(Québec) Le réseau de la santé souffre d’une « dépendance structurelle extrêmement forte » aux agences de placement de main-d’œuvre, particulièrement dans l’offre de soins à domicile, conclut l’Institut de recherche et d’informations socio-économiques (IRIS), dans une nouvelle étude. Québec devra revoir « complètement son modèle » s’il veut atteindre ses cibles et faire des soins à domicile une priorité.

Il est notoire que le recours aux agences de placement a explosé dans les dernières années au Québec, particulièrement depuis la pandémie. Ce qui l’est moins, c’est que ce sont les services de soutien à domicile (SAD) qui écopent le plus.

Le travail des agences correspond en effet à près de 30 % (27,2 %) des heures totales offertes en aide à domicile dans tout le réseau de la santé en 2020-2021, révèle l’IRIS mercredi. « Il y a là un taux énorme », fait valoir Anne Plourde, chercheuse et autrice de l’étude. Ce qui a des « conséquences néfastes bien connues sur la qualité des services », ajoute-t-elle.

Fait étonnant : ce taux était de 27,9 % l’année précédant la crise sanitaire, en 2019-2020.

Ça nous a surpris, mais les soins à domicile ont peut-être été moins affectés directement par la pandémie, contrairement à différents secteurs où on a eu plus recours aux agences de façon intensive.

Anne Plourde, chercheuse et autrice de l’étude

Québec devra donc redresser la barre s’il espère se sevrer des agences privées, estime l’IRIS. Le MSSS a dans sa ligne de mire de diminuer le « taux de recours à la main-d’œuvre indépendante » à 2,27 % pour l’ensemble des heures travaillées dans le réseau de la santé et des services sociaux (RSSS) en 2021-2022.

La mesure, qui fait partie du plan stratégique 2019-2023 du MSSS, a été ajustée en raison de la pandémie avec comme « mesure de départ » le taux au 31 mars 2021, qui était de 2,56 %. Pendant toute l’année pandémique (2020-2021), le recours aux agences a atteint 5 %, affirme Mme Plourde.

Cibles difficiles à atteindre

« Ce qu’on fait valoir, c’est que ça va être difficile d’atteindre les cibles pour le réseau en général si on ne va pas voir ce qui se passe dans un des secteurs où on a le plus recours à la main-d’œuvre indépendante : le secteur des soins à domicile », dit-elle.

Pendant que les milieux d’hébergement ont été mis à mal pendant la pandémie, le gouvernement Legault a promis en novembre un « grand virage » vers les soins à domicile. Québec a d’ailleurs confié à la commissaire à la santé et au bien-être le mandat d’examiner les meilleures pratiques pour « faire les bons choix ».

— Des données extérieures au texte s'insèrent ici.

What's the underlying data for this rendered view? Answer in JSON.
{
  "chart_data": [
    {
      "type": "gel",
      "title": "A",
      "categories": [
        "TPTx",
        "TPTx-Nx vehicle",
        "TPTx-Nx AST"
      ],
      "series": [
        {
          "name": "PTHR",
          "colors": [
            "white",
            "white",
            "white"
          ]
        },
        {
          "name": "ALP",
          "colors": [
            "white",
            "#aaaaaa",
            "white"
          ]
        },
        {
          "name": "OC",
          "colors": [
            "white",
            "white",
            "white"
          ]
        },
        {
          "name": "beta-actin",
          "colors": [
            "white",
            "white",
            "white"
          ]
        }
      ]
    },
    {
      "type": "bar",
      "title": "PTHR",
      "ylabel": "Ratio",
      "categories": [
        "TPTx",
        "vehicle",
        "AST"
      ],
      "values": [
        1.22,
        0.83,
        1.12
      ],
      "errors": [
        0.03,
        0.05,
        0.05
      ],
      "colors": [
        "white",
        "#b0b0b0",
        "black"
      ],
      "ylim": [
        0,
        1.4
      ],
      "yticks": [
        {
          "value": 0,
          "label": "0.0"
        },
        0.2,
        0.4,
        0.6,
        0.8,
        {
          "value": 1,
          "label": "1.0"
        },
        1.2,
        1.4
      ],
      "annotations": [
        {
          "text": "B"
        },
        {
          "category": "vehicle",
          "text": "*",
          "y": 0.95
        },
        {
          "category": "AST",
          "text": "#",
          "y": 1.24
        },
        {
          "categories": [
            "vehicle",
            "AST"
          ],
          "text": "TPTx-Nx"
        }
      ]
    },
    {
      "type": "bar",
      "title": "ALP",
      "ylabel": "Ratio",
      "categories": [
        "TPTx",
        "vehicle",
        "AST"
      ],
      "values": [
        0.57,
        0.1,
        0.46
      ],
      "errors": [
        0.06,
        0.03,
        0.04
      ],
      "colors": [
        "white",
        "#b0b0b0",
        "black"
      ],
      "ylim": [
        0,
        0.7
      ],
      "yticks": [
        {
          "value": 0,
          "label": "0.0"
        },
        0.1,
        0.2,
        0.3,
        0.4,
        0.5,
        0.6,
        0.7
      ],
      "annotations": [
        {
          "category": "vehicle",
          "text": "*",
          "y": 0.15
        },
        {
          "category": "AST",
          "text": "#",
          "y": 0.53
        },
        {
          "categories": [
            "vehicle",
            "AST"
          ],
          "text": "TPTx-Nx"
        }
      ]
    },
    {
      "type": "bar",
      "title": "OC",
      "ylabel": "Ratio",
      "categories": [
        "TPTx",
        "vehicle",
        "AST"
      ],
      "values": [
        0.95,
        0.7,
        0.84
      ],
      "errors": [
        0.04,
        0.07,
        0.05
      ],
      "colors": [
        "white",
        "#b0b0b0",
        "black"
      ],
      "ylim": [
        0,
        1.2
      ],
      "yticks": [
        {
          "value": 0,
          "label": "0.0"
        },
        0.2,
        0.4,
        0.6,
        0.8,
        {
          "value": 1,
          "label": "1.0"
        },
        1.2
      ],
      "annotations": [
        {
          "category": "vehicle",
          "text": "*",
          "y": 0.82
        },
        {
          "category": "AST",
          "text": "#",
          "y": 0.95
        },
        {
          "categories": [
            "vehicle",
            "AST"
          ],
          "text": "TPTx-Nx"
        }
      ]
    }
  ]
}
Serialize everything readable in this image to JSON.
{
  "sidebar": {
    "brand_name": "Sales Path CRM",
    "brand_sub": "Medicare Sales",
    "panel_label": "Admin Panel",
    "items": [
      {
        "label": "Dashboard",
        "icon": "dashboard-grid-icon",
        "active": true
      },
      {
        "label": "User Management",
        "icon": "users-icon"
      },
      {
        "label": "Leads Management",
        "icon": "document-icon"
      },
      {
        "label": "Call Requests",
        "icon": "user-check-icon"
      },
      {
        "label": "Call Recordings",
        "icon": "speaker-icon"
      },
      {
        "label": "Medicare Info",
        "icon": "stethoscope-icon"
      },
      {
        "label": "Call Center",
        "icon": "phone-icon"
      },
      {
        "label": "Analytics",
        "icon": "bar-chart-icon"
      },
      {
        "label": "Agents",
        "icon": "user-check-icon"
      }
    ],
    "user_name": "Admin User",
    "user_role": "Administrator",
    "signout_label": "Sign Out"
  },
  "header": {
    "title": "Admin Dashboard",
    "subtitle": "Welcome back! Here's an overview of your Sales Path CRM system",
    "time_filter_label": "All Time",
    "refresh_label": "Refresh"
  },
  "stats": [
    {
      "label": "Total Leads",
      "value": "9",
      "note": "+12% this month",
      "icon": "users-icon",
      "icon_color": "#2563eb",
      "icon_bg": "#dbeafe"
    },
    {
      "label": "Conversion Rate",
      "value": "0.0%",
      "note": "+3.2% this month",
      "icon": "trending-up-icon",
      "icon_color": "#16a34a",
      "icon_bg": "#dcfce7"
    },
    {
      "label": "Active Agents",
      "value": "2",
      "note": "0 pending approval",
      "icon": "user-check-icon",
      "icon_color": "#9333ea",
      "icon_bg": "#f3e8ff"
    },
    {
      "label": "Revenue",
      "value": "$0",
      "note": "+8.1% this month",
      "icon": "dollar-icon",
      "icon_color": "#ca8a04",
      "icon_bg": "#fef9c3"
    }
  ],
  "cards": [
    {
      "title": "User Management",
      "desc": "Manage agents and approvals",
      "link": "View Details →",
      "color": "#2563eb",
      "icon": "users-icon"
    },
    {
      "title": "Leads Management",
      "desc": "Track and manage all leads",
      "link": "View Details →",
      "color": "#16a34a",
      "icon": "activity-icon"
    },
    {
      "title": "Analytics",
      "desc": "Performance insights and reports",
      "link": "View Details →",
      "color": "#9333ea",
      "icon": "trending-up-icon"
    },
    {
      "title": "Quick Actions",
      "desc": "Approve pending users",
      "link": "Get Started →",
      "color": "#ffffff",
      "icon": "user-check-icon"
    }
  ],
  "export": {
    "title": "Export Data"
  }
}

La croissance du recours aux agences est également presque deux fois plus rapide dans le secteur des SAD (81 %) que dans le reste du réseau (48 %) de 2015-2016 à 2019-2020. L’avantage financier à faire usage de la main-d’œuvre indépendante pour les SAD a aussi fondu, passant de 13 $ l’heure à 4 $ l’heure pour ces mêmes années.

Des disparités régionales

Selon la chercheuse, « l’utilisation des services d’agences est un choix politique et gestionnaire, comme font foi les importantes disparités dans le recours aux agences de placement d’une région à l’autre ». L’IRIS s’est appuyé sur les données de tous les CISSS et CIUSSS de la province pour dresser ses constats.

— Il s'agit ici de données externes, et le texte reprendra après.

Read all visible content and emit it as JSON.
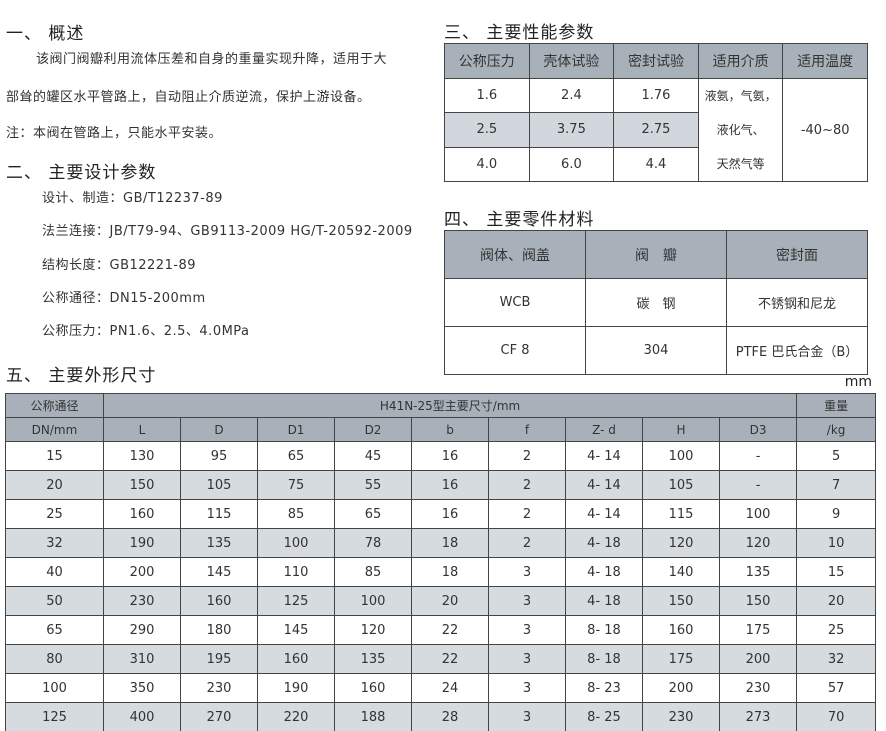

Son étude révèle que le recours à la main-d’œuvre indépendante pour les services à domicile varie de 22,56 % à 49,07 % uniquement dans la grande région Montréal. Dans d’autres régions, comme au CIUSSS de l’Outaouais, le taux du nombre d’heures travaillées en soins à domicile est d’à peine 0,98 %.

Cela démontre donc que l’enjeu n’est pas toujours la pénurie de personnel. « Sur un même territoire, comme à Montréal, par exemple, on ne voit pas comment il y aurait de grandes disparités en matière de disponibilité de personnel […], ça donne l’impression qu’il y a des choix gestionnaires qui sont faits », illustre-t-elle.

Elle suggère malgré tout de déployer des programmes de formation d’urgence, comme l’a fait le gouvernement Legault pour les préposés aux bénéficiaires, pour augmenter rapidement le nombre d’auxiliaires en santé et services sociaux.